The city has plans to build 600 multi-family units in Riverstone which city engineers have said also increases the need for additional access in and out of the subdivision.
A 2003 development agreement between the city and Riverstone developer, Johnson Development, identified the need for an eventual link between Riverstone and Commonwealth. This summer, an updated Master Thoroughfare Plan, which included the LJ Parkway/Palm Royale link, made the rounds through Planning & Zoning and City Council.

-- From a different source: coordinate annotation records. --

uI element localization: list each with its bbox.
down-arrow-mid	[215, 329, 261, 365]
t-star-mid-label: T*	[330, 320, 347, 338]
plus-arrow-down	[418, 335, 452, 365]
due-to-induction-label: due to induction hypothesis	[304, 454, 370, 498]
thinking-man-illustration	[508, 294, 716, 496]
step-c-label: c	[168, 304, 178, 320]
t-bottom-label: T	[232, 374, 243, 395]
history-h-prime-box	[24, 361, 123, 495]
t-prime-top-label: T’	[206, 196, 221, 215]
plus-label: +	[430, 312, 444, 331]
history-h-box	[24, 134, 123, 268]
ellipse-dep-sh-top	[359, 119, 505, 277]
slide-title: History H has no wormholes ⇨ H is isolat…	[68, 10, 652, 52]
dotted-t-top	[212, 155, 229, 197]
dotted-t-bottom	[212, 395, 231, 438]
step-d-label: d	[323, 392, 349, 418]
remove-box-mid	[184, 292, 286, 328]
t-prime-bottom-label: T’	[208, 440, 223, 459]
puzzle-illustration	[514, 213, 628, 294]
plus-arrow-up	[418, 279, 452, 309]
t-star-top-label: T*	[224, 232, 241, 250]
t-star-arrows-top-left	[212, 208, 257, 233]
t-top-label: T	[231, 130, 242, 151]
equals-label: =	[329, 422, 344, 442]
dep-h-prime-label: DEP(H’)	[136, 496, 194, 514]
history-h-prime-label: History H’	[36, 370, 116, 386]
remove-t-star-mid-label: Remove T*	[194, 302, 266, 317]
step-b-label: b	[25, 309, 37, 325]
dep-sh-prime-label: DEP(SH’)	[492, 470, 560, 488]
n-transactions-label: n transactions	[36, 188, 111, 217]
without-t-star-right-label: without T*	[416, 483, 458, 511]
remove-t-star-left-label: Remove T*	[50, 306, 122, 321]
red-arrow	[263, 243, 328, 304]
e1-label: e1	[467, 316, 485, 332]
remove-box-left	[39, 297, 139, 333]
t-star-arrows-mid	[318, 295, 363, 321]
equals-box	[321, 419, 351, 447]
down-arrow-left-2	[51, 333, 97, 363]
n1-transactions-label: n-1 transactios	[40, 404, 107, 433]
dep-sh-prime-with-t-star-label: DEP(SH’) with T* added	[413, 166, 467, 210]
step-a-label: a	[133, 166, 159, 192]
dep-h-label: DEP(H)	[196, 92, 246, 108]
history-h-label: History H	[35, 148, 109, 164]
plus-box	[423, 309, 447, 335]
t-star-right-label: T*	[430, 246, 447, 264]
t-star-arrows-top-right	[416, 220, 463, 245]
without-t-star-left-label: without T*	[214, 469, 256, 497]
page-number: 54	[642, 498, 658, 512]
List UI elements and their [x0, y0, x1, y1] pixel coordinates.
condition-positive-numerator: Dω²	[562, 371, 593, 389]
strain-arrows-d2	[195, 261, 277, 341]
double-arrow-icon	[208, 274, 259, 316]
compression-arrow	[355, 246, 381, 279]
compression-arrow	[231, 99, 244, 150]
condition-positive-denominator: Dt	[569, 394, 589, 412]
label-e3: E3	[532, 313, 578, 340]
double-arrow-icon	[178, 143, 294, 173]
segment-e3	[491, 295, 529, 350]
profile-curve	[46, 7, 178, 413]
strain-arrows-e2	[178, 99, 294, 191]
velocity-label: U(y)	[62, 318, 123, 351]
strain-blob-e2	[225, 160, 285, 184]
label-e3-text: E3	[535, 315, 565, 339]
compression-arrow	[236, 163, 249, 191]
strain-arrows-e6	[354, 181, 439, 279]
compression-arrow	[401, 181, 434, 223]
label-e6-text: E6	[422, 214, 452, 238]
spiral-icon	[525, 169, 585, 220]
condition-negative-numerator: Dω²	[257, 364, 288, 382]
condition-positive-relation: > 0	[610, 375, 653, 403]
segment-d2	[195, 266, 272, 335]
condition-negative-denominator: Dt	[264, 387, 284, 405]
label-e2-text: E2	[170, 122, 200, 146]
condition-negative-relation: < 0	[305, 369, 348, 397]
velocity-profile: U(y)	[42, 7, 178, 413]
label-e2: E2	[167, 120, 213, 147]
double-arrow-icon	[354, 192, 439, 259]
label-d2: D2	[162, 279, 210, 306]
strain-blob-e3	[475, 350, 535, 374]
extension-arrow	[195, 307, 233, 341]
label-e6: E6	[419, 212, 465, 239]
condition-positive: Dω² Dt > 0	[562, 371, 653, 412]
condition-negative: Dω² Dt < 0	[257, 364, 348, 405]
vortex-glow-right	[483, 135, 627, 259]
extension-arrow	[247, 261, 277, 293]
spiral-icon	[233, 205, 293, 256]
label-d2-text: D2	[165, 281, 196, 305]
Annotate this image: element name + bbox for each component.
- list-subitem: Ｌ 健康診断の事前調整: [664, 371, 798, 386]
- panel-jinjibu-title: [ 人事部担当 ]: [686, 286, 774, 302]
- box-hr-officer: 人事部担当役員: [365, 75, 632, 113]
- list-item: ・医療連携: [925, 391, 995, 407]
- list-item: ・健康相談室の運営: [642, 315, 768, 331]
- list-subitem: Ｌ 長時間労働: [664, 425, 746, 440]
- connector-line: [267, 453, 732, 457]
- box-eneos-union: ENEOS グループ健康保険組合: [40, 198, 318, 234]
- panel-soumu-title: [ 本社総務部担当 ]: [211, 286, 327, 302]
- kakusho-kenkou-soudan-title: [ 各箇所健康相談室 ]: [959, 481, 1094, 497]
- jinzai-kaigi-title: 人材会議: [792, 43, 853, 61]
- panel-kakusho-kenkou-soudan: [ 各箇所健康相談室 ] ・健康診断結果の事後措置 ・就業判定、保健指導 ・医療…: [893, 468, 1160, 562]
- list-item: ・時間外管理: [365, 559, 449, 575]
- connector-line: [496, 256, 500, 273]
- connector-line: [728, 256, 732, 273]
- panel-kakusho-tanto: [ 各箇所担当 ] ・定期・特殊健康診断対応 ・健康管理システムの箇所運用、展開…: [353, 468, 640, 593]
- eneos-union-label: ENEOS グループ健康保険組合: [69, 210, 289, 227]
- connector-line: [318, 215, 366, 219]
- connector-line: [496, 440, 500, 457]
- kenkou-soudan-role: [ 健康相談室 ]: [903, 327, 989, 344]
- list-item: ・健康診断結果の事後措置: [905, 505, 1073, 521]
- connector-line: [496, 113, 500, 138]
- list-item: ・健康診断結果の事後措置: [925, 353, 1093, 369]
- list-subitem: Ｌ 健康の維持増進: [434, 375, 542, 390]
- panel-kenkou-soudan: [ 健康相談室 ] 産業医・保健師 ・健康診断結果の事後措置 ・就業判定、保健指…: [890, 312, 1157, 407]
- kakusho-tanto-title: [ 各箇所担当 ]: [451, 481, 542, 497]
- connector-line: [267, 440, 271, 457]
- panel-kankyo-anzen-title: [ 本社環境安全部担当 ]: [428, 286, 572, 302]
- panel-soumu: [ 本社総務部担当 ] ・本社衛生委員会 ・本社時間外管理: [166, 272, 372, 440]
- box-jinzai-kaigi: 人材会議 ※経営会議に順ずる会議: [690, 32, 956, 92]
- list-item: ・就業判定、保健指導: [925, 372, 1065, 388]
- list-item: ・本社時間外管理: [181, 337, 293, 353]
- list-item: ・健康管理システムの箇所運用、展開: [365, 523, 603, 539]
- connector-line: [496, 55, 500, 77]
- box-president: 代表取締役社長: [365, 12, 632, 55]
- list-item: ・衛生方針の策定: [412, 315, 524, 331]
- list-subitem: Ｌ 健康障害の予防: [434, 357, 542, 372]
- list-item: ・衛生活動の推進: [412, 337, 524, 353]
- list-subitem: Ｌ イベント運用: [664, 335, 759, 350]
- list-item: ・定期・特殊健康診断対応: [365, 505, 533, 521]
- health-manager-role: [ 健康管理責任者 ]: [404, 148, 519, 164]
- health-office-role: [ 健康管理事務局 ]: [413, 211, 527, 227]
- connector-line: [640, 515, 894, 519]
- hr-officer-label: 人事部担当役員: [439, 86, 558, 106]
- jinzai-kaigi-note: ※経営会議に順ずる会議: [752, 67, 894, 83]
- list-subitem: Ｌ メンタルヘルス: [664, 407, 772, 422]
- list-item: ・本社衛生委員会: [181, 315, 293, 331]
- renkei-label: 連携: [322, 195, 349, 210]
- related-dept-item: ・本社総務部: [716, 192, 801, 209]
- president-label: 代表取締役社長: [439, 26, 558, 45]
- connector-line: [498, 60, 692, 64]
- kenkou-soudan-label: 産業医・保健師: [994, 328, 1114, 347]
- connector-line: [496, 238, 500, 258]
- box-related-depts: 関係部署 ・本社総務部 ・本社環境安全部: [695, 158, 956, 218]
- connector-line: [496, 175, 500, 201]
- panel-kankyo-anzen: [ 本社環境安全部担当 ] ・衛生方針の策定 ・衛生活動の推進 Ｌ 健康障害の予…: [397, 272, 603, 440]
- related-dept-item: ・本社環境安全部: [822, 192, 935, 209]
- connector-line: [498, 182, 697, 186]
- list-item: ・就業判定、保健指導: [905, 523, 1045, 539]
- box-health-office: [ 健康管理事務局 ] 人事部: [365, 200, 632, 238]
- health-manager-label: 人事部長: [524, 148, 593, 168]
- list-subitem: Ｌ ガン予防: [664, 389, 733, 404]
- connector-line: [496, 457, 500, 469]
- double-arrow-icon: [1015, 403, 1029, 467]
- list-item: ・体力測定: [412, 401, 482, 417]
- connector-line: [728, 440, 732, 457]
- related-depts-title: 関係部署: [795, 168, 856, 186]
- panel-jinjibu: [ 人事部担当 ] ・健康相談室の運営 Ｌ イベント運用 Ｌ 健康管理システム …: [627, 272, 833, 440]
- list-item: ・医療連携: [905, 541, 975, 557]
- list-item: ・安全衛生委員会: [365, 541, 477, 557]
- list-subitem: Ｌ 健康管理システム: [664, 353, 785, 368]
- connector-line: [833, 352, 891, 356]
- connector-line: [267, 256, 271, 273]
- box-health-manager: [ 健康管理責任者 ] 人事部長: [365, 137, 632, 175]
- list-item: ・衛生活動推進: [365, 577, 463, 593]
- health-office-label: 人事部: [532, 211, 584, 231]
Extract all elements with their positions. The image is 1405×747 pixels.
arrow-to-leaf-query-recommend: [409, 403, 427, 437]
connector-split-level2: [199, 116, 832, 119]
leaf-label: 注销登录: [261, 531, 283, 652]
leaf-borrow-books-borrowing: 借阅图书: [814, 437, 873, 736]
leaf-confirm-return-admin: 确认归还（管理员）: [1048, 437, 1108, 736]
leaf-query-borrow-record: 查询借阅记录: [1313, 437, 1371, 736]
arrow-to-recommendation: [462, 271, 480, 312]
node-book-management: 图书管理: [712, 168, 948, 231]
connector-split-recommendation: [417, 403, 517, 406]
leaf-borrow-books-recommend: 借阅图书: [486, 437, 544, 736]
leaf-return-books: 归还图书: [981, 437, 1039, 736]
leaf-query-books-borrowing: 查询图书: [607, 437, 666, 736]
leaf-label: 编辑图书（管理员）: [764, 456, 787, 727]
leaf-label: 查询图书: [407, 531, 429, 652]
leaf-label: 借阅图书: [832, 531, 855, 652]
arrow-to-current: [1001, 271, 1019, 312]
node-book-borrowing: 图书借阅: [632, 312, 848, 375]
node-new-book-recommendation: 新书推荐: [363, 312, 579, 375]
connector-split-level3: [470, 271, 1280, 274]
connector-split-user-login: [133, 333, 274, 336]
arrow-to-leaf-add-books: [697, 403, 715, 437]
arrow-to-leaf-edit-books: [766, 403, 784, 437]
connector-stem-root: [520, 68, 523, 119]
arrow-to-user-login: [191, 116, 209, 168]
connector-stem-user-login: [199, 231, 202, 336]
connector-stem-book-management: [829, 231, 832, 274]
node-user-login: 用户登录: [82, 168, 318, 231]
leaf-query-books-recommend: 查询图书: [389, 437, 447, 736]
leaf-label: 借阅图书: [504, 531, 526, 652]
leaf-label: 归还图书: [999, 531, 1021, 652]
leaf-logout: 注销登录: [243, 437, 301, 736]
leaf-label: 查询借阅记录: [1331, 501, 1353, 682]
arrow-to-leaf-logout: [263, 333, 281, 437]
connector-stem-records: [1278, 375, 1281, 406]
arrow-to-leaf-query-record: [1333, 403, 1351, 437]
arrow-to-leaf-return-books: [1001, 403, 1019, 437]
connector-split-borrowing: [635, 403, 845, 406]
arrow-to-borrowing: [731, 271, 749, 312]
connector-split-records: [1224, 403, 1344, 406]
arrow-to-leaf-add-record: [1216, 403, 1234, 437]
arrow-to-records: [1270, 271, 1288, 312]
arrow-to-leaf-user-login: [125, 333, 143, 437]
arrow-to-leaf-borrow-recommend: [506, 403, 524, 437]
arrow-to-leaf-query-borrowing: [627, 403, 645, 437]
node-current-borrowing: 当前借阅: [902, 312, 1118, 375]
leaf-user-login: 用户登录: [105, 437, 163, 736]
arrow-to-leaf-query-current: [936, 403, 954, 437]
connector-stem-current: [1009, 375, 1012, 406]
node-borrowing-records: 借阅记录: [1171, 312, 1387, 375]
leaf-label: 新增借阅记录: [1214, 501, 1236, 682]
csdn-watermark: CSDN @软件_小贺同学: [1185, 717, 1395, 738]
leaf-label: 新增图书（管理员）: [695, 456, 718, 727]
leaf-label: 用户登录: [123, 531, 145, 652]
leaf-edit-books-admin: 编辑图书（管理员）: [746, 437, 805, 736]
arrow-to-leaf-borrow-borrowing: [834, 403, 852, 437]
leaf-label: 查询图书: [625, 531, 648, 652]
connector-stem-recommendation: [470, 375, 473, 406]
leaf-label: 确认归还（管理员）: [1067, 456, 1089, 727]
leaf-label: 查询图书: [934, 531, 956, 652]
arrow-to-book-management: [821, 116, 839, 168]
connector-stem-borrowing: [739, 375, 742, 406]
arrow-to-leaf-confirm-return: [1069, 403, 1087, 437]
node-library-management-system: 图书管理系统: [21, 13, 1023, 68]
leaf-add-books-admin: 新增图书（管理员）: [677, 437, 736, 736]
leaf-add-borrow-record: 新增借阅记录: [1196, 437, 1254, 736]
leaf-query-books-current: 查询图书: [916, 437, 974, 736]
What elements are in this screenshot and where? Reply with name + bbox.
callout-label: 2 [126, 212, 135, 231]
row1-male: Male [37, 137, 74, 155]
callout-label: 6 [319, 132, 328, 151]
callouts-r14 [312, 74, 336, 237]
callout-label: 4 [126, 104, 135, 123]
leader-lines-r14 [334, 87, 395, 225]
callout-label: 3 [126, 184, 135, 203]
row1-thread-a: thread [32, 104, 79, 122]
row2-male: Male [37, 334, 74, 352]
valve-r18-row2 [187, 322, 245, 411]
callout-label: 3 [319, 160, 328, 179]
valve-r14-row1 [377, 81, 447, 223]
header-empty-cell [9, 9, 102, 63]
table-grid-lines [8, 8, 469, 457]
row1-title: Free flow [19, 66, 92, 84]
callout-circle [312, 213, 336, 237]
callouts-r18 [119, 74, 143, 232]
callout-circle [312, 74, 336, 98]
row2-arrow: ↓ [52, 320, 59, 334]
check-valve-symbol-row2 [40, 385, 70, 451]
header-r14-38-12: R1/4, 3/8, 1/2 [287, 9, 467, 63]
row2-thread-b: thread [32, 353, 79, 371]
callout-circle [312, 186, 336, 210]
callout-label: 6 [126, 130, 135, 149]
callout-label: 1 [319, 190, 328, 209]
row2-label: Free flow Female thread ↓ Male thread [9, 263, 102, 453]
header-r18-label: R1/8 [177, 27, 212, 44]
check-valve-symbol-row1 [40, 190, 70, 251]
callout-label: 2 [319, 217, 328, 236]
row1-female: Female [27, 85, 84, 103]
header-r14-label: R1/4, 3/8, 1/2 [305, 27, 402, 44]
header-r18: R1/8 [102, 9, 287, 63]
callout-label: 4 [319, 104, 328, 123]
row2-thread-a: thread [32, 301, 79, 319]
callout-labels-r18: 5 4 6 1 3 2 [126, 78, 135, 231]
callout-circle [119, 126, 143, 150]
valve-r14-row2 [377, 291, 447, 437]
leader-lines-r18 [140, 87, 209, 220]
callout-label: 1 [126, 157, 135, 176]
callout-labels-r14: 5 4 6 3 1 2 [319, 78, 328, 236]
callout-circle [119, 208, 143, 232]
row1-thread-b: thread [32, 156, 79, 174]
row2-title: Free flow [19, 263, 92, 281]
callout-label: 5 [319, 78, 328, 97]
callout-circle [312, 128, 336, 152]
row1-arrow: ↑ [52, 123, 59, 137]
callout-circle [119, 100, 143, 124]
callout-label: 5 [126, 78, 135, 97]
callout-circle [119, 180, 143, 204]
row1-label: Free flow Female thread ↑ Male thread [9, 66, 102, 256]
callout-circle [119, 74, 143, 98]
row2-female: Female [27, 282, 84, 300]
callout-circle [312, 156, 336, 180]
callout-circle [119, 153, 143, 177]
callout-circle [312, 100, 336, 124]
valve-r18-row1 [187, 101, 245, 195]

During public hearings, some residents spoke out against the plan, stating it would disrupt the quality of life in their neighborhoods.
An existing connection between Scenic Dr. (formerly Oil Field Road) and Commonwealth was suggested as an alternative and residents also wanted to reclassify Palm Royale as a minor collector road, instead of a major collector due to limited visibility from trees and curves in the road. After a speedy study, the city lowered Palm Royale’s speed limit from 40 mph to 35 mph in early October.
The new study will take approximately four months to complete. Homeowners and HOA’s will be contacted regarding public meetings on the issue.
“Our first traffic impact analysis was a 30,000 foot view,” Steubing said. “Now we want to take it down to get better detail on travel demand, and the traffic situation in that area with their development and growth.”